21.1.07

 

Serbia - Election Day


250 seats, 20 political parties, 3 favourites and a democracy that has serious problems in standing on its legs. Those are the ingredients for today’s general elections in Serbia, the first after the division from Montenegro. Among the voters also Serbians abroad and from Bosnian Republika Srpska, the region where some of 1990s ethnic cleansing worst chapters were written with Muslim blood.

Voting is expected to be split between President Boris Tadic's Democratic Party (DS), conservative Prime Minister Vojislav Kostunica's Democratic Party of Serbia (DSS) and alleged war criminal Vojislav Seselj's nationalist SRS.

Some small political parties are asking for a process of reconciliation with the past in order to move forward but unfortunately in Serbia conservative and nationalist ideas are still strong, so the only party that has some relevance and wants some reforms is the Democratic Party.

Belgrade looks like a cyberpunk capital, one of the cities described by Bruce Sterling in Globalhead, where the future stopped in an undefined past.

It used to be the capital of Tito’s Yugoslavia, a lively cosmopolitan European city. Yugoslavs could travel everywhere, passing through the iron curtain, then Milosevic came to power and many people in Serbia did not realize what was happening in the rest of what once was a country. War hit Serbia and Belgrade only after the horrors were perpetrated in the other regions and Belgrade suffered mainly for political repression, some economic difficulties and a few bombings – compared to what happened in Bosnia Herzegovina. Ethnic cleansing was dismissed as propaganda and many citizens believed that it was just a way to justify the killings of Serbs.

Diaspora brought the brightest young minds outside the country, in places like South Africa, USA, Western Europe. Some of them remained abroad but most are back in a country where almost everybody has a gun and knows how to use it.
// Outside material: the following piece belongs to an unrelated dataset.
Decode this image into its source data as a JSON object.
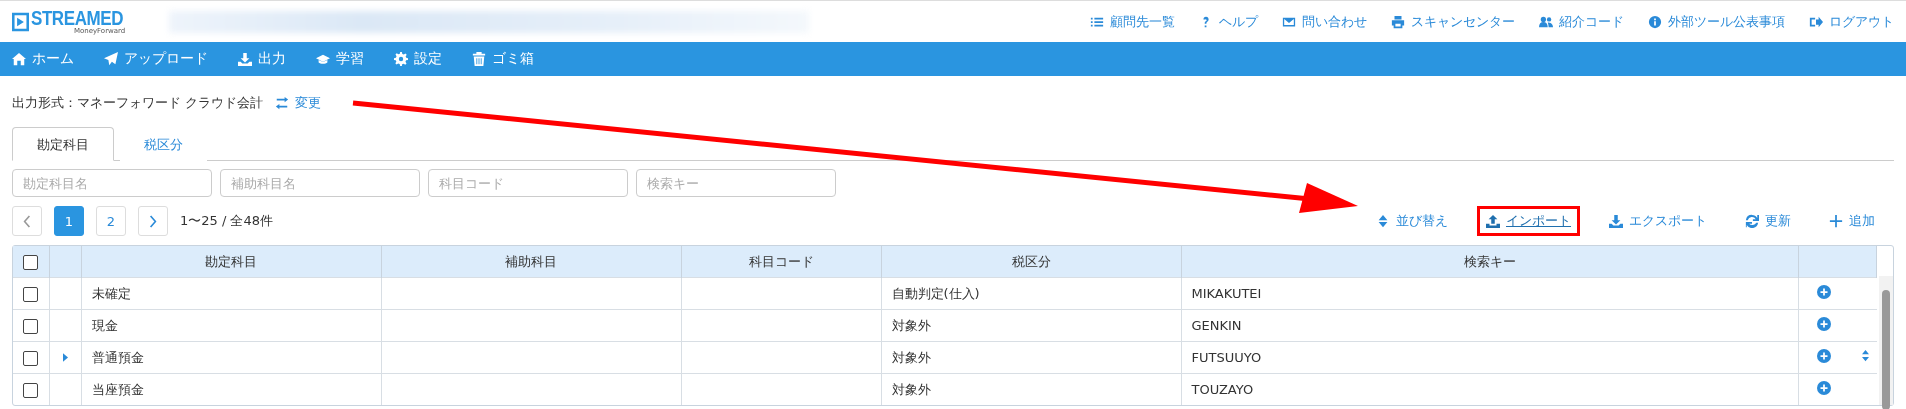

Serbs know that they lost, the bloody dream of a Greater Serbia crashed against a present of poverty. They have no power anymore, and the spotlights are not on them after Slobodan Milosevic’s death. Montenegro and Kosovo do not want to be part of Serbia, nationalism is strong and the denial of the crimes committed during 1990s wars is normal, no mea culpa, no requests of forgiveness, nothing. Just a sense of emptiness for the many who were outside the country and now have to live side by side with war criminals and people who are still convinced that Serbs have to be united and rule over the Southern Slavs, no matter how.

The sense of emptiness that burns the stomach and takes life away from bright eyes, that feeling of uselessness, impotence and daily nightmare hidden behind the usual happiness and joie de vivre of Balkan people is a peculiarity of so many that have to face an uncertain present in a post punk capital.

Today Serbs will vote and democratically elect the people that will represent them in the Parliament, some Europeans will check that rules are respected.

Europe is barely concerned about what's going to happen after the elections in a country that is European, but-is-not-but-maybe-should-be-considered-as-such-but-who-knows-and...in-the-end-who-cares?

The chances of a new war seem far away, the only possible solution seems to be the democratization process towards the integration in the European Union. Nobody, though, can take away from my eyes and my skin the images of a trip in the past future, a place where space and time melted in an undefined dimension of suspended dust.

Once I arrived to Belgrade on a bus, another time I entered that city through the magic door of the almost dismissed central station. I was coming from Thessalonica, a night trip on a train that made me realize that Kusturica makes realistic movies, I was going to Timisoara but I stopped in Beograd to say hello to some friends. A song from a non suspect past, the late 1970s, was invading the sound space.

The weather was not that cold, Milosevic died a few days earlier, and the air was metallic. I walked around waiting to meet my friends and waking up from the trip. I bought a pair of sneakers and entered some art galleries full of broken dolls, blood and various horrors. Outside business as usual, happy faces and Balkan happiness, when I met my friends I forgot everything but that metallic feeling remained under my skin as well as the idea that democracy is not necessarily the option the people would democratically choose.